For the 2013 G-20 finance ministers and central bankers meeting, the FSB published a report on proposals for limiting the size and reach of the big banks. The G-20 Summit scheduled for November 15-16 in Brisbane, Australia is supposed to agree on how to prevent the public bailouts, ensure the private sector creditors pay for losing trades ( “bail-ins”) and end the implicit subsidies received by the big banks, such as lower interest rates on borrowing. There are several tracks of thought among the FSB regulators. One track is to restructure the big banks and make them smaller, e.g. by prohibiting them from owning and trading physical commodities. That track of thought would not be realized under TISA, which prohibits any limit on the number of global bank subsidiaries, their size or activities in the host countries. Financial regulators would have to find other ways to keep financial institutions from becoming Too Big To Fail and receiving huge public bailouts in crisis and implicit central bank subsidies whether in crisis or not.
Big Bank subsidiaries that keep financial data on servers in a national territory must be allowed to move financial information, data and data processing equipment whenever they wish to (Article X.11, as proposed by Panama, a tax haven, and the European Union in the leaked draft annex).
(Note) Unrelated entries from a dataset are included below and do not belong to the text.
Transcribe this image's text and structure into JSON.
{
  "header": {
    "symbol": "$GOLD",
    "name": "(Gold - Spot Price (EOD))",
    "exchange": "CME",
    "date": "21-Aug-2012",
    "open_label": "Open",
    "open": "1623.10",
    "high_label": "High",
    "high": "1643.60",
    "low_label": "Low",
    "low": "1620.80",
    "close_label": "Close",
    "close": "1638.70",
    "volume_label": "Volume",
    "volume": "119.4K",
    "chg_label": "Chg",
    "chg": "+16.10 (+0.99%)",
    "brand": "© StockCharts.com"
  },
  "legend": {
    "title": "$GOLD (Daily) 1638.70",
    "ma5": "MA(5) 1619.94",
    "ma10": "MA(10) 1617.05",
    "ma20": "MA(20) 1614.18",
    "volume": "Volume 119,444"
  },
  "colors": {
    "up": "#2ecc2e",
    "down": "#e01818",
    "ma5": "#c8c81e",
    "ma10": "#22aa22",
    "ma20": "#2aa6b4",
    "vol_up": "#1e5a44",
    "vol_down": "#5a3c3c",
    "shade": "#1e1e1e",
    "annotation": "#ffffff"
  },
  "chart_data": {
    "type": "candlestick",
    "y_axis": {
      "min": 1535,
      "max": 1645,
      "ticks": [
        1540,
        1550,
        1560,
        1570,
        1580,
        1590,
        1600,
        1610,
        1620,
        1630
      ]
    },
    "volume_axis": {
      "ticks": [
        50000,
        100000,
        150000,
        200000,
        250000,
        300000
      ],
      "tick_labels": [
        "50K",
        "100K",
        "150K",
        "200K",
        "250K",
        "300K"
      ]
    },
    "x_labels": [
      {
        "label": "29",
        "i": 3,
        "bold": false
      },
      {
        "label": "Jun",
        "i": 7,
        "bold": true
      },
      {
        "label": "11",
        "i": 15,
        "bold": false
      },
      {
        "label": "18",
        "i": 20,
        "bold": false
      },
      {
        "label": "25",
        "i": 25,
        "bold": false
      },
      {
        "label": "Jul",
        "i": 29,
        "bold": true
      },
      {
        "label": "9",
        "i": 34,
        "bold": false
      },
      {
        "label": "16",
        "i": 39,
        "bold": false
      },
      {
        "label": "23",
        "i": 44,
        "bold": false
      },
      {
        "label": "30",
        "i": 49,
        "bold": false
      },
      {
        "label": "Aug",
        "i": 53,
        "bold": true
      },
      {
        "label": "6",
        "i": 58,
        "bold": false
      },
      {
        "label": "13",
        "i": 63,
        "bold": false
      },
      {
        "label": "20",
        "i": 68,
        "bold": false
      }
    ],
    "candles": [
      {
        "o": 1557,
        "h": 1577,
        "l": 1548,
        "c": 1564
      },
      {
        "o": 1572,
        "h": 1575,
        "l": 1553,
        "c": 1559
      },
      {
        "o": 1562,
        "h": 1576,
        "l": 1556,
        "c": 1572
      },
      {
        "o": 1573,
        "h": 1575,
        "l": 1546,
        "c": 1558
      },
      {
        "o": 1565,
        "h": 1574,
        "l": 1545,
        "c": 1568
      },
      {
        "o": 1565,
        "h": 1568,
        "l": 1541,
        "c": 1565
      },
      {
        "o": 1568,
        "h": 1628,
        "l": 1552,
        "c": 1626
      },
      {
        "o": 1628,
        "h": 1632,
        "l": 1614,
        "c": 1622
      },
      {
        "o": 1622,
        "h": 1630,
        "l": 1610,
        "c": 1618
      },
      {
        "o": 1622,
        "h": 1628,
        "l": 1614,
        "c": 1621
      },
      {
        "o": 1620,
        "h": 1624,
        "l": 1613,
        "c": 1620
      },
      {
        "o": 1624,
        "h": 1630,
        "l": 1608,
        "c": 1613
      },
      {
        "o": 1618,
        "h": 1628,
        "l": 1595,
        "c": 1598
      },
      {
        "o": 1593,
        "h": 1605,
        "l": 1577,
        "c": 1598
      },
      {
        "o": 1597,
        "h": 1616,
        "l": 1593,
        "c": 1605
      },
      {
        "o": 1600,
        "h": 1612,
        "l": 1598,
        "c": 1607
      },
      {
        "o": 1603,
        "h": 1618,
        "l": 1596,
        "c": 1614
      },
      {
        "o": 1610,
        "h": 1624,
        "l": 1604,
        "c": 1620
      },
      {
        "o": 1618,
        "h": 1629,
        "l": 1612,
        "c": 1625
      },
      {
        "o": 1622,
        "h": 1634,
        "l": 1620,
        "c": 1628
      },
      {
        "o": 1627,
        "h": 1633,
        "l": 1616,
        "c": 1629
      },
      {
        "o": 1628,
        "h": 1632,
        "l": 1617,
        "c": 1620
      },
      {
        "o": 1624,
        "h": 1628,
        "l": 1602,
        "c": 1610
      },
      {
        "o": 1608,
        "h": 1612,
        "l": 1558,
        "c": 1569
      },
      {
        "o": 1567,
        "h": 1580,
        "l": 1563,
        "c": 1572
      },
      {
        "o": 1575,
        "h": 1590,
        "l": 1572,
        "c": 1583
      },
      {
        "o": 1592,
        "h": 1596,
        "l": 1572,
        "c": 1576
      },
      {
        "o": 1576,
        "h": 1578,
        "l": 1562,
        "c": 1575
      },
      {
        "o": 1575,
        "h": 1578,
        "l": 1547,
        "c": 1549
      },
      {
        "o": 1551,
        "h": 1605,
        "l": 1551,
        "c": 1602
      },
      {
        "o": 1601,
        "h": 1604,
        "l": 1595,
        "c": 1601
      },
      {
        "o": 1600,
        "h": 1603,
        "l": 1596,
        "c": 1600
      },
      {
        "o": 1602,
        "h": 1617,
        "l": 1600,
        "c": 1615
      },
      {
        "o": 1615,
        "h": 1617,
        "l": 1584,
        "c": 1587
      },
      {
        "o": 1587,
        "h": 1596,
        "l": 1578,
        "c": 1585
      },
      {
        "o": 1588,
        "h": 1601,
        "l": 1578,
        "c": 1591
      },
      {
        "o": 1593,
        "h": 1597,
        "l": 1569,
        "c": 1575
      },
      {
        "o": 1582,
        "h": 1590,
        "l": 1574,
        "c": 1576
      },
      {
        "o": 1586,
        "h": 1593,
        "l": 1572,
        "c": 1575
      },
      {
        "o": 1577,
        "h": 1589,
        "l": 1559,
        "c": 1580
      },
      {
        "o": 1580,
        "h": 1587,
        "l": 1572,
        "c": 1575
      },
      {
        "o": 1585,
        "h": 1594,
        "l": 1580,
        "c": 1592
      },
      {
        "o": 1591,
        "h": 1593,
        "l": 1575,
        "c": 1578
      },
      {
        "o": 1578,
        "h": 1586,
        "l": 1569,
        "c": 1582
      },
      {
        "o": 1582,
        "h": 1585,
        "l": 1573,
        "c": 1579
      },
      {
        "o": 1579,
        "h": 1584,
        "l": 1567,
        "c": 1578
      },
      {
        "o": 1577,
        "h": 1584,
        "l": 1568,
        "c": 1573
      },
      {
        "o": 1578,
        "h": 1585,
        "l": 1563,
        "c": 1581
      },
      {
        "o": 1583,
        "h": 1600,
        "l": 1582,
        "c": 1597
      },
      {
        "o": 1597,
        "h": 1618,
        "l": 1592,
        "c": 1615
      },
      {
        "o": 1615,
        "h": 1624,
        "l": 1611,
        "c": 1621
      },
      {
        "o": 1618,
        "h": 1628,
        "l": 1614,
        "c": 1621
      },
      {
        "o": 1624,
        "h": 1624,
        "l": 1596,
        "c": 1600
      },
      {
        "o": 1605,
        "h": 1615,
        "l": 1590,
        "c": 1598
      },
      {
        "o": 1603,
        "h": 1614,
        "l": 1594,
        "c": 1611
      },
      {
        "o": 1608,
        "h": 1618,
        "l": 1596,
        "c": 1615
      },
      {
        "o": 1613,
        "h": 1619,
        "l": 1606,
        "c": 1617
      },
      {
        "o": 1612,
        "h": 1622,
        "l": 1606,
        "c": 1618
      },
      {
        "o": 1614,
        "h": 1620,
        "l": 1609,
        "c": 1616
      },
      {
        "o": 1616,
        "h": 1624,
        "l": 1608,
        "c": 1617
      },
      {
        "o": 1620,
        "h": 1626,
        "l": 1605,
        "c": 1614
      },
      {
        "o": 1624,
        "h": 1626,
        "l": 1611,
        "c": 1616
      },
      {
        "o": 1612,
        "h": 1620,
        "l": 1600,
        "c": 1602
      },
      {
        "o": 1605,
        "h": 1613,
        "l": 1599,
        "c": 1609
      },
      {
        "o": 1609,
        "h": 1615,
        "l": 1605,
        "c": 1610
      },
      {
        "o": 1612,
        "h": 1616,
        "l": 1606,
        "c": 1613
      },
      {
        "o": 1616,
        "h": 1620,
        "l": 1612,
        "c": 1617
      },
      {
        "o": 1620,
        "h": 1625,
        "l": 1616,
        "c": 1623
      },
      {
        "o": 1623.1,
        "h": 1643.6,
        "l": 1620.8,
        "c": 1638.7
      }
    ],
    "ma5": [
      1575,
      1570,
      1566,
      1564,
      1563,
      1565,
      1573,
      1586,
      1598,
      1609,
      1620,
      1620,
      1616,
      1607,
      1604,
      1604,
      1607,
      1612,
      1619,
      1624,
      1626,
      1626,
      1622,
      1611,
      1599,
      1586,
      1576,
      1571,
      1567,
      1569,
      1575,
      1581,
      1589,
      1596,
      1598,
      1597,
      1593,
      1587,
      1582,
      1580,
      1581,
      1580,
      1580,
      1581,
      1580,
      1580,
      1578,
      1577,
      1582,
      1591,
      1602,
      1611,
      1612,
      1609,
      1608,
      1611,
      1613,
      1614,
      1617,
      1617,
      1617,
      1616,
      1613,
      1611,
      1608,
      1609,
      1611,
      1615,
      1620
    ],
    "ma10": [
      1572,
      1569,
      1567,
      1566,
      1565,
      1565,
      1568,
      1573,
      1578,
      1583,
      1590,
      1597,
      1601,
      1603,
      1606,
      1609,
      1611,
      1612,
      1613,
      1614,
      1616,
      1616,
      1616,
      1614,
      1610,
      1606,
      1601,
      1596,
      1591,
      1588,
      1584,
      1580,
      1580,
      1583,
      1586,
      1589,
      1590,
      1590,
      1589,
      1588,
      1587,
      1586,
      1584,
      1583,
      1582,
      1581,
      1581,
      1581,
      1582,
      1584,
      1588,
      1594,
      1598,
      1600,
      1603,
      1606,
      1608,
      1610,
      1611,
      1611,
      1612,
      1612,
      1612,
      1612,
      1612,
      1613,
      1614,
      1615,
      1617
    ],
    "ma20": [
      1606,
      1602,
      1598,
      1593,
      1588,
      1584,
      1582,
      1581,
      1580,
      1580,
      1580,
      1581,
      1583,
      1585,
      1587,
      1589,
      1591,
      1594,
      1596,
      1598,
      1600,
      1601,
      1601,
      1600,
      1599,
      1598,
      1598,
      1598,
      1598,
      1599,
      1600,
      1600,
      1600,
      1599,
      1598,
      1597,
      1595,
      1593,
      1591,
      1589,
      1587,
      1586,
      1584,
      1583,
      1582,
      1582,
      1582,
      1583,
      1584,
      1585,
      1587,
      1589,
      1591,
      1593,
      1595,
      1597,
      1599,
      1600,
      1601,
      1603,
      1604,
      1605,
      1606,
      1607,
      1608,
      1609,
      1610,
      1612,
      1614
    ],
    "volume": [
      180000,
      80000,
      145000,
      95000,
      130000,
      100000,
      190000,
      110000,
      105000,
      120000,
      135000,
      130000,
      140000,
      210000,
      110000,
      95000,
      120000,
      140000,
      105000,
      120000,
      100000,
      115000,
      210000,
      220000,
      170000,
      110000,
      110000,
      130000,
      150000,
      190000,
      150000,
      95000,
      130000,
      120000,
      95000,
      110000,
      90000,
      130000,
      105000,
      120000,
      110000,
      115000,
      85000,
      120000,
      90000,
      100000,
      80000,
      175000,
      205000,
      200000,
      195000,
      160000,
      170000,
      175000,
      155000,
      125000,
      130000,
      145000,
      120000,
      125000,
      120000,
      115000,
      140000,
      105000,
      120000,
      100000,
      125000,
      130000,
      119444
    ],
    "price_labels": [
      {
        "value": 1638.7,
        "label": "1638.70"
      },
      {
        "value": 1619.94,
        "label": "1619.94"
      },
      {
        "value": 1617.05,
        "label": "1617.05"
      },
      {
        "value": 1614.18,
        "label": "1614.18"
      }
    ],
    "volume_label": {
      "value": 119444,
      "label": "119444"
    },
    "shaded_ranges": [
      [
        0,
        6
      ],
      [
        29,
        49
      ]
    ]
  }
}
For example, if a foreign regulator were attempting to use the cross border data standardization and aggregation mechanism proposed by the FSB for data surveillance or an enforcement investigation, nothing under TISA would prevent global financial institutions from moving that financial information or data out of a territory whenever and to wherever they wished to.
In sum, the FSB government regulators and other financial regulators in the G-20 process need to thoroughly understand what their trade negotiators are proposing in TISA financial services before the reforms to prevent another global financial crisis are sidelined or undermined. The TISA negotiators will claim that the draft text will protect the right for governments to regulate, but who knows how or if such a provision would work, given all the contradictory language in the draft text and the TISA negotiators’ decision to suppress the preparatory papers that traditionally enable interpretation of international treaties.
Unlike the negotiators of TISA, we don’t have the luxury of pretending that the financial collapse never happened and the big banks need more, not less, regulation. Financial regulators must find out what the trade negotiators are doing in secret so that TISA financial services doesn’t pre-empt or put a straitjacket on the reforms that the regulators have worked so hard on since 2009.